For the first time in a generation, the U.S. Supreme Court will set the standard for when networks can be fined for allowing curse words on the public airwaves.

In what promises to be a major First Amendment case, the Supreme Court announced yesterday it will hear a case involving Federal Communications Commission efforts in the past several years to take a hard line against errant curse words, even when the profanity is uttered during unscripted, live broadcasts. Last year, a federal appeals court in Manhattan ruled against the FCC’s move to institute a stricter policy, questioning whether occasional slip-ups cause enough harm to children in the audience to warrant government regulation.

The Supreme Court’s ruling, whatever the outcome, is likely to affect the tenor of prime-time television. If the FCC is allowed to levy costly fines following slip-ups, television networks say they would be forced to minimize the amount of programming that involves live broadcasting.

A recent federal law increases tenfold the maximum fine the FCC can issue against networks for profanity, to $325,000. Coupled with the FCC’s authority to fine every single affiliate that broadcasts the offending curse word, a single curse could conceivably result in $65 million in fines, lawyers for Fox claim.

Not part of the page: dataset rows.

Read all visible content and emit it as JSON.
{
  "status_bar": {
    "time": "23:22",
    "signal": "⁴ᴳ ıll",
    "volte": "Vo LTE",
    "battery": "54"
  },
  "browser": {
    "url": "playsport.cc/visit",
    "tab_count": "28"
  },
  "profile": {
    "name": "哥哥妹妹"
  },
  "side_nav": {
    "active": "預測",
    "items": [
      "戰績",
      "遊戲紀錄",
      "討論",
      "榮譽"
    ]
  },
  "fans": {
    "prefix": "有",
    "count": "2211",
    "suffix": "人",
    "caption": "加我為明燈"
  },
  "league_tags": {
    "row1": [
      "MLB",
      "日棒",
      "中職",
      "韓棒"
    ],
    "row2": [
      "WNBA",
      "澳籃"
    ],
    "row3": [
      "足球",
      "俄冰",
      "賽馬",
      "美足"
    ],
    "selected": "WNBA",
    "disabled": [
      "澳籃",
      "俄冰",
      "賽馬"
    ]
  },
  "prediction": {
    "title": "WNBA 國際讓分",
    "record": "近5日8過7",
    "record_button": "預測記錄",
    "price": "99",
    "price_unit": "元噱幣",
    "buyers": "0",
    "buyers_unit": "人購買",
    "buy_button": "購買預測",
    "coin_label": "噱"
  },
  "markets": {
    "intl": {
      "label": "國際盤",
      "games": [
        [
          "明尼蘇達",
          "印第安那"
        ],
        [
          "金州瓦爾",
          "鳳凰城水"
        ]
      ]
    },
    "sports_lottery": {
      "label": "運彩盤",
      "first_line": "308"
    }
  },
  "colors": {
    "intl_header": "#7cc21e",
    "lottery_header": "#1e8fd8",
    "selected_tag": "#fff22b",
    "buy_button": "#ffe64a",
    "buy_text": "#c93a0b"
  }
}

The case before the high court stems from lawsuits brought by Fox, CBS, NBC, and ABC in response to findings by the FCC regarding curse words in a variety of programming. In most cases, the FCC has since backed down.

The only case remaining for the Supreme Court to consider is whether Fox Television Stations is liable for expletives aired during the Billboard Music Awards shows in 2002 and 2003. The curses came from the mouths of the entertainers Cher and Nicole Richie. The FCC did not, in the end, fine Fox in either case.

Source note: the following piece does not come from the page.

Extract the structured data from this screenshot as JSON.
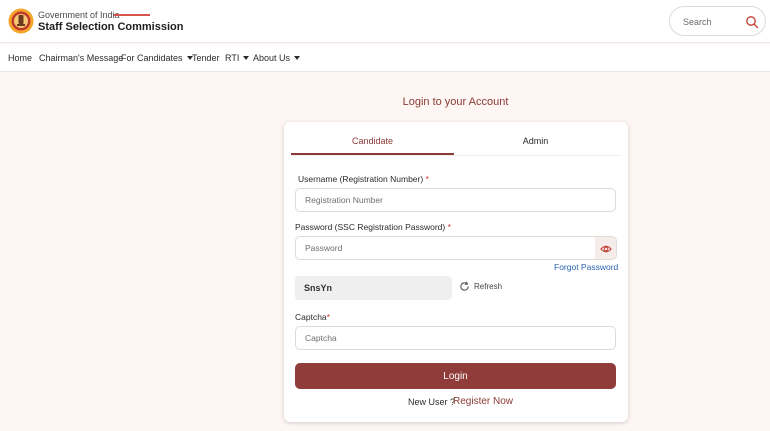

The last time the Supreme Court took up the issue of bad language on the airwaves, it was in response to an extended radio riff by comedian George Carlin in 1973. The monologue, known as the “filthy words” routine, consists of Mr. Carlin’s musings about the “words you couldn’t say on the public airwaves.” The court upheld the FCC’s power to police the airwaves for profanity but left open the question of whether an isolated, passing use of an offensive word counts could result in a fine.

The current Fox case will hinge, in part, on how important the Supreme Court views the government’s interest in protecting children from exposure to profanity. The networks have argued that the rise of cable and satellite television, as well as the Internet, have undermined the FCC’s ability to protect young ears and lessened the need for strict policies against profanity on network TV. The FCC’s rules do not apply to cable or satellite television, or to the Internet, the lawyers argue. Those media, the network lawyers argue, are more likely to expose children to profanity than network television.

“What’s really going on is broadcast networks want there to be no rules at all in the broadcast medium,” the director of public policy at the Parents Television Council, Daniel Isett, said. The council supports the FCC’s stricter policy against curse words.

The FCC’s rules against profanity on network television are in effect between 6 a.m. and 10 p.m.